Après l’indépendance de l’Arménie et de la Géorgie, quelques ashough continuent de se produire sur les places d’Erevan et de Gyumri. Des festivals annuels organisés depuis 2002 à Vanadzor réunissent des artistes venus d’Arménie, de Géorgie et d’Azerbaïdjan quand les conditions politiques le permettent. Les enregistrements numériques permettent aujourd’hui de comparer des variantes séparées par deux siècles sans passer par l’intermédiaire d’éditions imprimées.
Dialogues avec les traditions voisines
Les ashough arméniens partagent avec les bardes géorgiens un goût pour les formes dialoguées appelées « katchkar ». Ces joutes poétiques, parfois improvisées, se déroulent encore lors de mariages dans la région de Samtskhe-Javakheti. Les textes échangés portent sur l’honneur, l’exil ou les beautés du paysage caucasien, toujours dans au moins deux langues.

Présence dans les archives sonores
Les fonds de la Phonothèque nationale arménienne contiennent plus de trois cents heures d’enregistrements d’ashough réalisés entre 1927 et 1985. Ces documents, récemment numérisés, montrent que le répertoire quadrilingue incluant parfois le russe persiste jusqu’aux années 1970 dans les communautés de la vallée du Koura.

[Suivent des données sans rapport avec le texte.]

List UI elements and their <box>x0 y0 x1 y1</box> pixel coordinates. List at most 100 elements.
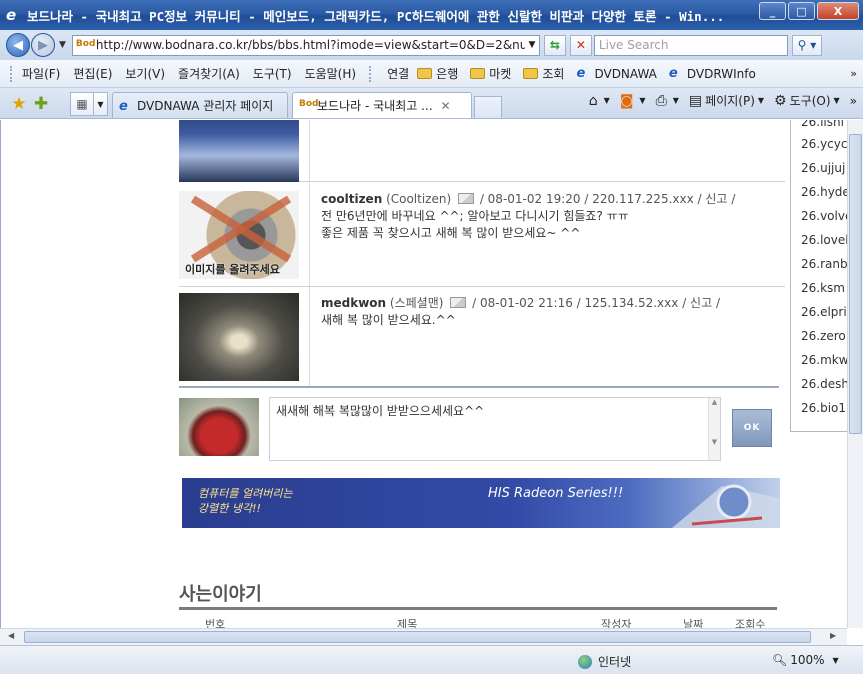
zoom-magnifier-icon: 🔍︎ <box>772 653 788 667</box>
quick-tabs-button[interactable]: ▦ <box>70 92 94 116</box>
menu-file[interactable]: 파일(F) <box>22 65 69 82</box>
address-dropdown-icon[interactable]: ▼ <box>525 40 539 50</box>
command-overflow-chevron-icon[interactable]: » <box>850 94 857 108</box>
menu-help[interactable]: 도움말(H) <box>305 65 366 82</box>
side-list-item[interactable]: 26.mkw <box>791 348 847 372</box>
side-list-item[interactable]: 26.bio1 <box>791 396 847 420</box>
link-bank[interactable]: 은행 <box>417 65 458 82</box>
stop-button[interactable]: ✕ <box>569 34 592 56</box>
side-list-item[interactable]: 26.ranb <box>791 252 847 276</box>
comment-thumbnail: 이미지를 올려주세요 <box>179 191 299 279</box>
forward-arrow-icon: ▶ <box>38 37 48 53</box>
tab-list-dropdown-icon[interactable]: ▼ <box>94 92 108 116</box>
side-list-item[interactable]: 26.elpri <box>791 300 847 324</box>
link-dvdnawa[interactable]: e DVDNAWA <box>576 66 656 81</box>
security-zone[interactable]: 인터넷 <box>578 653 631 670</box>
tab-dvdnawa[interactable]: e DVDNAWA 관리자 페이지 <box>112 92 288 118</box>
folder-icon <box>417 68 433 79</box>
back-button[interactable]: ◀ <box>6 33 30 57</box>
link-lookup[interactable]: 조회 <box>523 65 564 82</box>
chevron-down-icon[interactable]: ▼ <box>673 96 679 105</box>
mail-icon[interactable] <box>450 297 467 308</box>
new-tab-button[interactable] <box>474 96 502 118</box>
search-input[interactable]: Live Search <box>593 34 788 56</box>
banner-line: 컴퓨터를 얼려버리는 <box>198 487 293 500</box>
side-list-item[interactable]: 26.lishi <box>791 120 847 132</box>
side-list-item[interactable]: 26.ksm <box>791 276 847 300</box>
comment-author[interactable]: cooltizen <box>321 192 382 206</box>
address-url[interactable]: http://www.bodnara.co.kr/bbs/bbs.html?im… <box>96 38 525 52</box>
status-bar: 인터넷 🔍︎ 100% ▼ <box>0 645 863 674</box>
menu-edit[interactable]: 편집(E) <box>73 65 121 82</box>
search-button[interactable]: ⚲ ▾ <box>791 34 822 56</box>
refresh-button[interactable]: ⇆ <box>543 34 566 56</box>
scroll-right-arrow-icon[interactable]: ▶ <box>830 631 836 640</box>
command-bar: ⌂ ▼ ◙ ▼ ⎙ ▼ ▤ 페이지(P) ▼ ⚙ 도구(O) ▼ » <box>579 92 857 109</box>
report-link[interactable]: 신고 <box>690 296 712 310</box>
chevron-down-icon: ▼ <box>833 96 840 105</box>
comment-divider <box>309 120 310 181</box>
feeds-button[interactable]: ◙ ▼ <box>620 93 646 109</box>
maximize-button[interactable]: □ <box>788 2 815 20</box>
side-list-item[interactable]: 26.hyde <box>791 180 847 204</box>
link-dvdrwinfo[interactable]: e DVDRWInfo <box>669 66 756 81</box>
minimize-button[interactable]: _ <box>759 2 786 20</box>
vertical-scrollbar[interactable] <box>847 120 863 628</box>
mail-icon[interactable] <box>457 193 474 204</box>
add-favorite-star-icon[interactable]: ✚ <box>30 90 52 118</box>
horizontal-scroll-thumb[interactable] <box>24 631 811 643</box>
print-button[interactable]: ⎙ ▼ <box>656 93 679 109</box>
chevron-down-icon[interactable]: ▼ <box>639 96 645 105</box>
ad-banner[interactable]: 컴퓨터를 얼려버리는 강렬한 냉각!! HIS Radeon Series!!! <box>182 478 780 528</box>
menu-tools[interactable]: 도구(T) <box>253 65 301 82</box>
reply-ok-button[interactable]: OK <box>732 409 772 447</box>
side-list-item[interactable]: 26.ujjuj <box>791 156 847 180</box>
graphics-card-icon <box>672 484 780 528</box>
address-toolbar: ◀ ▶ ▼ Bod http://www.bodnara.co.kr/bbs/b… <box>0 30 863 60</box>
comment-nick: (스페셜맨) <box>389 296 444 310</box>
home-icon: ⌂ <box>588 92 598 109</box>
home-button[interactable]: ⌂ ▼ <box>589 93 610 109</box>
window-title-bar[interactable]: e 보드나라 - 국내최고 PC정보 커뮤니티 - 메인보드, 그래픽카드, P… <box>0 0 863 30</box>
page-content: 이미지를 올려주세요 cooltizen (Cooltizen) / 08-01… <box>0 120 847 628</box>
section-title: 사는이야기 <box>179 584 262 605</box>
close-button[interactable]: X <box>817 2 859 20</box>
menu-view[interactable]: 보기(V) <box>125 65 174 82</box>
reply-textarea[interactable]: 새새해 해복 복많많이 받받으으세세요^^ ▲ ▼ <box>269 397 721 461</box>
chevron-down-icon[interactable]: ▼ <box>833 656 839 665</box>
side-list-item[interactable]: 26.desh <box>791 372 847 396</box>
comment-author[interactable]: medkwon <box>321 296 386 310</box>
link-market[interactable]: 마켓 <box>470 65 511 82</box>
side-list-item[interactable]: 26.ycyc <box>791 132 847 156</box>
comment-thumbnail <box>179 293 299 381</box>
address-bar[interactable]: Bod http://www.bodnara.co.kr/bbs/bbs.htm… <box>71 34 540 56</box>
ie-page-icon: e <box>119 98 128 114</box>
zoom-level: 100% <box>790 653 825 667</box>
chevron-down-icon[interactable]: ▼ <box>604 96 610 105</box>
comment-divider <box>309 183 310 286</box>
menu-favorites[interactable]: 즐겨찾기(A) <box>178 65 249 82</box>
tools-menu-button[interactable]: ⚙ 도구(O) ▼ <box>774 92 840 109</box>
back-arrow-icon: ◀ <box>13 37 23 53</box>
vertical-scroll-thumb[interactable] <box>849 134 862 434</box>
scroll-left-arrow-icon[interactable]: ◀ <box>8 631 14 640</box>
favorites-center-star-icon[interactable]: ★ <box>8 90 30 118</box>
comment-header: cooltizen (Cooltizen) / 08-01-02 19:20 /… <box>321 192 736 206</box>
comment-line: 새해 복 많이 받으세요.^^ <box>321 313 456 327</box>
zoom-control[interactable]: 🔍︎ 100% ▼ <box>772 653 839 667</box>
history-dropdown-icon[interactable]: ▼ <box>59 40 66 50</box>
side-list-item[interactable]: 26.zero <box>791 324 847 348</box>
window-title: 보드나라 - 국내최고 PC정보 커뮤니티 - 메인보드, 그래픽카드, PC하… <box>27 8 725 24</box>
rss-icon: ◙ <box>619 92 634 109</box>
horizontal-scrollbar[interactable]: ◀ ▶ <box>0 628 847 645</box>
comment-date: 08-01-02 21:16 <box>479 296 573 310</box>
textarea-scrollbar[interactable]: ▲ ▼ <box>708 398 720 460</box>
close-tab-icon[interactable]: ✕ <box>441 99 451 113</box>
page-menu-button[interactable]: ▤ 페이지(P) ▼ <box>689 92 764 109</box>
side-list-item[interactable]: 26.lovel <box>791 228 847 252</box>
tab-bodnara[interactable]: Bod 보드나라 - 국내최고 ... ✕ <box>292 92 472 118</box>
links-overflow-chevron-icon[interactable]: » <box>850 67 857 80</box>
report-link[interactable]: 신고 <box>705 192 727 206</box>
side-list-item[interactable]: 26.volve <box>791 204 847 228</box>
forward-button[interactable]: ▶ <box>31 33 55 57</box>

Défis de la transmission contemporaine
Le magazine consacre par ailleurs un dossier complet à musiques traditionnelles russes, qui éclaire utilement les enjeux abordés ici.
Les jeunes musiciens doivent concilier l’apprentissage classique auprès de maîtres âgés et les exigences des scènes contemporaines. Certains intègrent des éléments de jazz ou de musique électronique tout en respectant les mètres traditionnels. Cette évolution suscite des débats au sein des associations d’ashough, qui craignent une dilution du trilinguisme historique.

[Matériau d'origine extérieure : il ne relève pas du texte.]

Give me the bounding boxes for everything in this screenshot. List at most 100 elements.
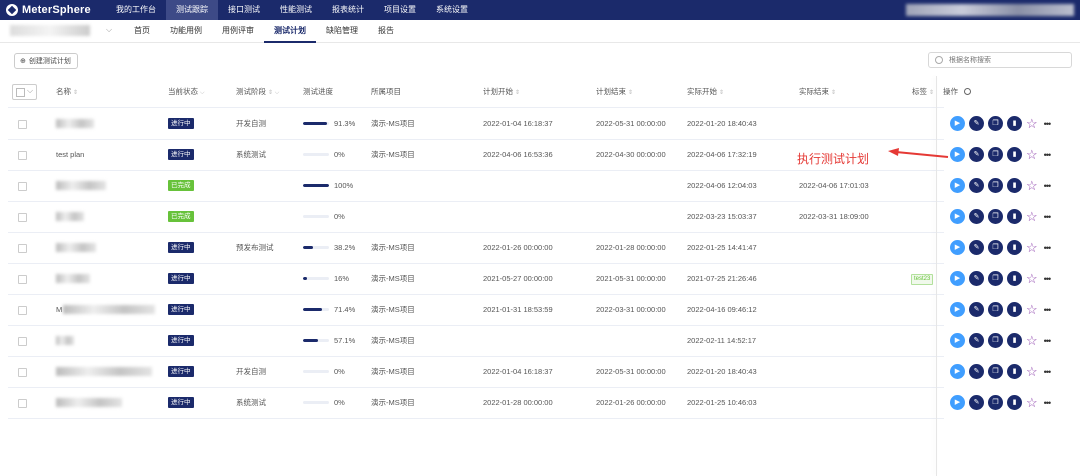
- copy-icon[interactable]: ❐: [988, 240, 1003, 255]
- star-icon[interactable]: ☆: [1026, 241, 1038, 254]
- more-icon[interactable]: •••: [1044, 336, 1052, 346]
- col-stage[interactable]: 测试阶段 ⇕ ⌵: [236, 76, 279, 107]
- edit-icon[interactable]: ✎: [969, 333, 984, 348]
- table-row[interactable]: 进行中 57.1% 演示-MS项目 2022-02-11 14:52:17: [8, 325, 944, 357]
- report-chart-icon[interactable]: ▮: [1007, 240, 1022, 255]
- star-icon[interactable]: ☆: [1026, 210, 1038, 223]
- table-row[interactable]: 进行中 系统测试 0% 演示-MS项目 2022-01-28 00:00:00 2022-…: [8, 387, 944, 419]
- project-selector[interactable]: ⌵: [10, 25, 114, 37]
- report-chart-icon[interactable]: ▮: [1007, 147, 1022, 162]
- copy-icon[interactable]: ❐: [988, 364, 1003, 379]
- edit-icon[interactable]: ✎: [969, 302, 984, 317]
- table-row[interactable]: 进行中 开发自测 91.3% 演示-MS项目 2022-01-04 16:18:37 20…: [8, 108, 944, 140]
- copy-icon[interactable]: ❐: [988, 147, 1003, 162]
- table-row[interactable]: M 进行中 71.4% 演示-MS项目 2021-01-31 18:53:59 2022-…: [8, 294, 944, 326]
- nav-test-track[interactable]: 测试跟踪: [166, 0, 218, 20]
- nav-system-settings[interactable]: 系统设置: [426, 0, 478, 20]
- edit-icon[interactable]: ✎: [969, 395, 984, 410]
- user-info-redacted[interactable]: [906, 4, 1074, 16]
- copy-icon[interactable]: ❐: [988, 178, 1003, 193]
- table-row[interactable]: 进行中 预发布测试 38.2% 演示-MS项目 2022-01-26 00:00:00 2…: [8, 232, 944, 264]
- select-all-checkbox[interactable]: ⌵: [12, 84, 37, 100]
- tab-functional-cases[interactable]: 功能用例: [160, 20, 212, 41]
- row-checkbox[interactable]: [18, 213, 27, 222]
- logo[interactable]: MeterSphere: [6, 3, 91, 17]
- more-icon[interactable]: •••: [1044, 119, 1052, 129]
- plan-name[interactable]: M: [56, 294, 62, 325]
- tab-defect-management[interactable]: 缺陷管理: [316, 20, 368, 41]
- execute-plan-icon[interactable]: ▶: [950, 147, 965, 162]
- star-icon[interactable]: ☆: [1026, 396, 1038, 409]
- star-icon[interactable]: ☆: [1026, 334, 1038, 347]
- star-icon[interactable]: ☆: [1026, 303, 1038, 316]
- gear-icon[interactable]: [964, 88, 971, 95]
- star-icon[interactable]: ☆: [1026, 117, 1038, 130]
- search-box[interactable]: [928, 52, 1072, 68]
- more-icon[interactable]: •••: [1044, 274, 1052, 284]
- copy-icon[interactable]: ❐: [988, 333, 1003, 348]
- report-chart-icon[interactable]: ▮: [1007, 209, 1022, 224]
- edit-icon[interactable]: ✎: [969, 147, 984, 162]
- copy-icon[interactable]: ❐: [988, 395, 1003, 410]
- edit-icon[interactable]: ✎: [969, 209, 984, 224]
- table-row[interactable]: 进行中 开发自测 0% 演示-MS项目 2022-01-04 16:18:37 2022-…: [8, 356, 944, 388]
- col-status[interactable]: 当前状态 ⌵: [168, 76, 205, 107]
- edit-icon[interactable]: ✎: [969, 271, 984, 286]
- copy-icon[interactable]: ❐: [988, 209, 1003, 224]
- more-icon[interactable]: •••: [1044, 150, 1052, 160]
- execute-plan-icon[interactable]: ▶: [950, 178, 965, 193]
- star-icon[interactable]: ☆: [1026, 179, 1038, 192]
- nav-api-test[interactable]: 接口测试: [218, 0, 270, 20]
- table-row[interactable]: 已完成 0% 2022-03-23 15:03:37 2022-03-31 18:09…: [8, 201, 944, 233]
- edit-icon[interactable]: ✎: [969, 178, 984, 193]
- row-checkbox[interactable]: [18, 337, 27, 346]
- star-icon[interactable]: ☆: [1026, 148, 1038, 161]
- execute-plan-icon[interactable]: ▶: [950, 271, 965, 286]
- row-checkbox[interactable]: [18, 306, 27, 315]
- nav-project-settings[interactable]: 项目设置: [374, 0, 426, 20]
- execute-plan-icon[interactable]: ▶: [950, 116, 965, 131]
- edit-icon[interactable]: ✎: [969, 364, 984, 379]
- star-icon[interactable]: ☆: [1026, 365, 1038, 378]
- col-plan-start[interactable]: 计划开始 ⇕: [483, 76, 520, 107]
- star-icon[interactable]: ☆: [1026, 272, 1038, 285]
- report-chart-icon[interactable]: ▮: [1007, 271, 1022, 286]
- edit-icon[interactable]: ✎: [969, 240, 984, 255]
- report-chart-icon[interactable]: ▮: [1007, 116, 1022, 131]
- report-chart-icon[interactable]: ▮: [1007, 302, 1022, 317]
- row-checkbox[interactable]: [18, 182, 27, 191]
- row-checkbox[interactable]: [18, 368, 27, 377]
- row-checkbox[interactable]: [18, 120, 27, 129]
- report-chart-icon[interactable]: ▮: [1007, 178, 1022, 193]
- copy-icon[interactable]: ❐: [988, 271, 1003, 286]
- tab-case-review[interactable]: 用例评审: [212, 20, 264, 41]
- report-chart-icon[interactable]: ▮: [1007, 395, 1022, 410]
- search-input[interactable]: [947, 55, 1061, 65]
- execute-plan-icon[interactable]: ▶: [950, 395, 965, 410]
- nav-performance-test[interactable]: 性能测试: [270, 0, 322, 20]
- plan-name[interactable]: test plan: [56, 139, 84, 170]
- execute-plan-icon[interactable]: ▶: [950, 209, 965, 224]
- tab-home[interactable]: 首页: [124, 20, 160, 41]
- table-row[interactable]: 进行中 16% 演示-MS项目 2021-05-27 00:00:00 2021-05-…: [8, 263, 944, 295]
- execute-plan-icon[interactable]: ▶: [950, 240, 965, 255]
- copy-icon[interactable]: ❐: [988, 116, 1003, 131]
- nav-workbench[interactable]: 我的工作台: [106, 0, 166, 20]
- create-test-plan-button[interactable]: ⊕ 创建测试计划: [14, 53, 78, 69]
- more-icon[interactable]: •••: [1044, 243, 1052, 253]
- more-icon[interactable]: •••: [1044, 212, 1052, 222]
- more-icon[interactable]: •••: [1044, 305, 1052, 315]
- col-actual-start[interactable]: 实际开始 ⇕: [687, 76, 724, 107]
- nav-report-stats[interactable]: 报表统计: [322, 0, 374, 20]
- tab-report[interactable]: 报告: [368, 20, 404, 41]
- more-icon[interactable]: •••: [1044, 367, 1052, 377]
- report-chart-icon[interactable]: ▮: [1007, 364, 1022, 379]
- table-row[interactable]: 已完成 100% 2022-04-06 12:04:03 2022-04-06 17:…: [8, 170, 944, 202]
- col-actual-end[interactable]: 实际结束 ⇕: [799, 76, 836, 107]
- row-checkbox[interactable]: [18, 244, 27, 253]
- execute-plan-icon[interactable]: ▶: [950, 333, 965, 348]
- row-checkbox[interactable]: [18, 275, 27, 284]
- col-plan-end[interactable]: 计划结束 ⇕: [596, 76, 633, 107]
- report-chart-icon[interactable]: ▮: [1007, 333, 1022, 348]
- tab-test-plan[interactable]: 测试计划: [264, 20, 316, 43]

Regards croisés avec les musiques géorgiennes
Les échanges ne se limitent pas aux textes. Des mélodies géorgiennes sont adaptées à la métrique arménienne et inversement. Des collectes menées conjointement par des chercheurs d’Erevan et de Tbilissi depuis 2015 ont mis au jour une vingtaine de pièces communes, dont certaines remontent au XVIIIe siècle.
Perspectives documentaires
Britannica mentionne l’art ashough dans son article sur la musique caucasienne comme exemple rare de tradition trilingue maintenue sur plusieurs siècles. Les chercheurs s’appuient désormais sur ces notices pour croiser les données avec les archives ottomanes et persanes encore peu exploitées. Ce travail comparatif permet de mieux situer la place des ashough dans l’histoire musicale eurasiatique sans surestimer leur singularité ni la minimiser.